Si compone di una sala di controllo è attiva 24 ore su 24, con sede in via Crespellani al centro Polizia municipale, dove arrivano tute le informazioni e le immagini frutto di 60 telecamere distribuite in tutta la città di Cagliari, con estensione di altre 30 telecamere distribuite a Decimo, Assemini, Elmas, Monserrato, Selargius, Quartu. Le telecamere sono collegate dalla fibra ottica, sono “Brandeggianti, cioè ruotano di 360 gradi e permettono di visualizzare immagini oltre 400 metri. Rilevano tutti i flussi di traffico, in media a Cagliari entrano al giorno 165.000 veicoli. Il progetto, continua Marcello, “nasce per il controllo del traffico, è collegato alla sala di controllo del Ctm, il sistema da poco è stato implementato con un finanziamento di 200 mila euro che ha permesso di collegare la sala operativa con la questura di Cagliari, il corpo dei carabinieri, guardia di finanza, polizia, permettendo di poter attingere registrazioni dal sistema di controllo delle telecamere, in modo immediato.
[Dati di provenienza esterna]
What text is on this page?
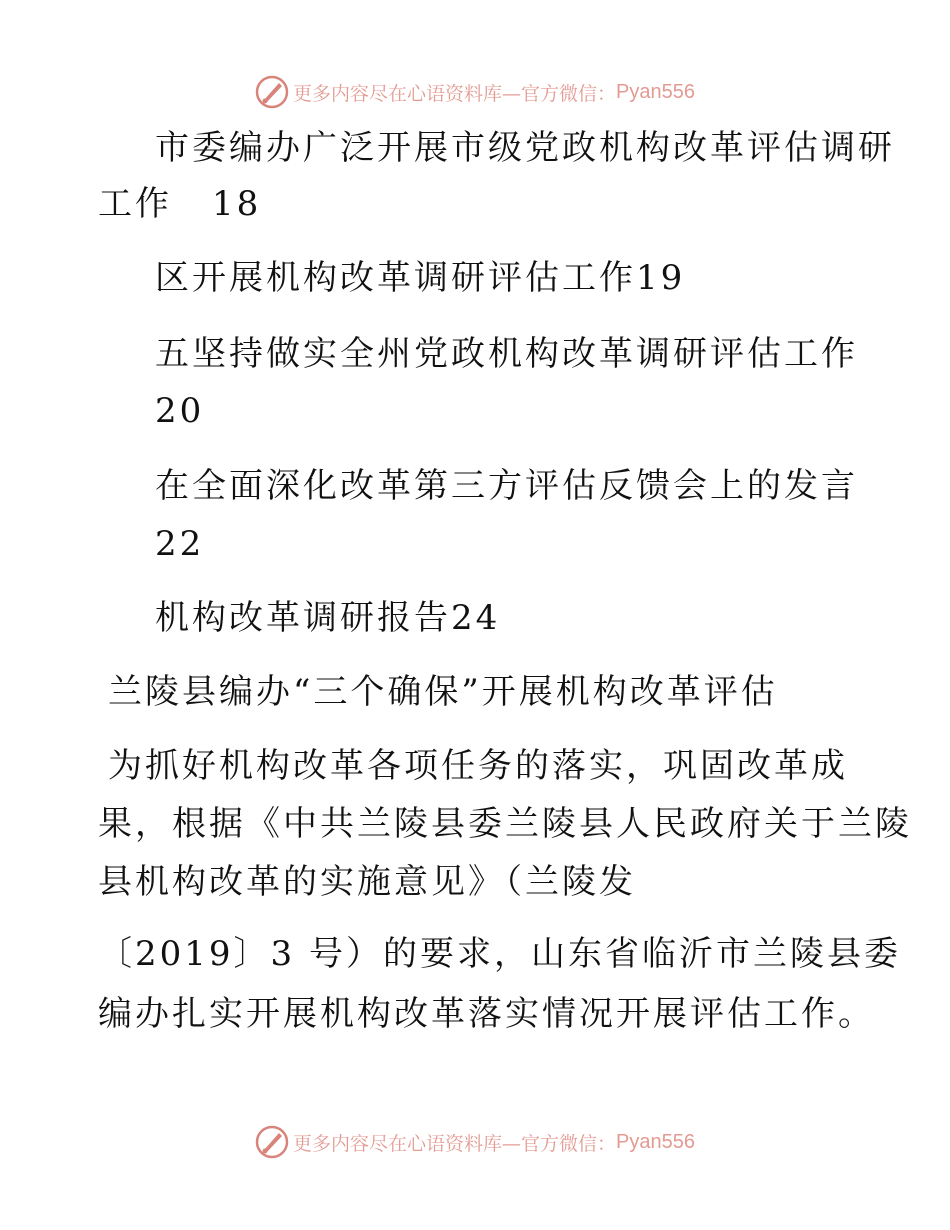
更多内容尽在心语资料库—官方微信： Pyan556
市委编办广泛开展市级党政机构改革评估调研
工作 18
区开展机构改革调研评估工作19
五坚持做实全州党政机构改革调研评估工作
20
在全面深化改革第三方评估反馈会上的发言
22
机构改革调研报告24
兰陵县编办“三个确保”开展机构改革评估
为抓好机构改革各项任务的落实，巩固改革成
果，根据《中共兰陵县委兰陵县人民政府关于兰陵
县机构改革的实施意见》（兰陵发
〔2019〕3 号）的要求，山东省临沂市兰陵县委
编办扎实开展机构改革落实情况开展评估工作。
更多内容尽在心语资料库—官方微信： Pyan556
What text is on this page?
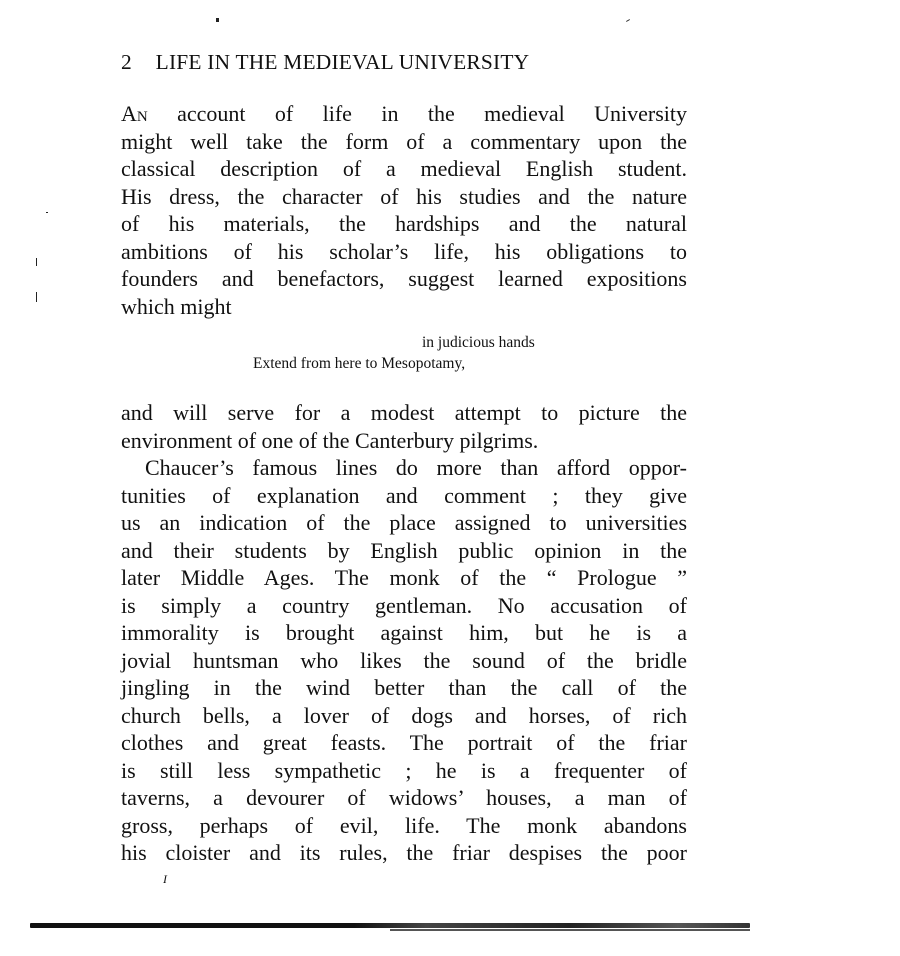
2 LIFE IN THE MEDIEVAL UNIVERSITY
An account of life in the medieval University
might well take the form of a commentary upon the
classical description of a medieval English student.
His dress, the character of his studies and the nature
of his materials, the hardships and the natural
ambitions of his scholar’s life, his obligations to
founders and benefactors, suggest learned expositions
which might
in judicious hands
Extend from here to Mesopotamy,
and will serve for a modest attempt to picture the
environment of one of the Canterbury pilgrims.
Chaucer’s famous lines do more than afford oppor-
tunities of explanation and comment ; they give
us an indication of the place assigned to universities
and their students by English public opinion in the
later Middle Ages. The monk of the “ Prologue ”
is simply a country gentleman. No accusation of
immorality is brought against him, but he is a
jovial huntsman who likes the sound of the bridle
jingling in the wind better than the call of the
church bells, a lover of dogs and horses, of rich
clothes and great feasts. The portrait of the friar
is still less sympathetic ; he is a frequenter of
taverns, a devourer of widows’ houses, a man of
gross, perhaps of evil, life. The monk abandons
his cloister and its rules, the friar despises the poor
I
Tutto il progetto garantisce non solo il controllo del traffico ma anche il controllo del territorio, tanto è vero che il corpo fornisce dati anche ad altre forze dell’ordine, ed il server installato all’interno della centrale garantisce e tiene in memoria tutte le banche dati dei vari uffici, anagrafe, tributi. Il progetto può essere potenziato ai comuni dell’area vasta, visto che si tratta di fondi europei che permettono di migliorare e implementare il progetto”.

Pigliaru. “Il Ministro Salvini oggi ha annunciato che per la videosorveglianza nei comuni della Sardegna sono in arrivo da Roma 351.568,27 euro”, ha scritto nella propria pagina facebook il presidente della Regione Francesco Pigliaru. “Meglio di nulla, certo, ma il problema ha un ordine di grandezza enormemente superiore. Basta ricordare quanto ha investito la Regione per assicurare la copertura a tutti i comuni: per le nuove reti di videosorveglianza abbiamo investito, in due fasi, *24 milioni di euro*.

Alcuni centri hanno già a disposizione i nuovi impianti, in altri sono in corso le procedure amministrative per la realizzazione delle opere. Lo abbiamo fatto per dare risposta adeguata nei tempi e nelle risorse alla crescente domanda di sicurezza che proviene dai nostri territori”.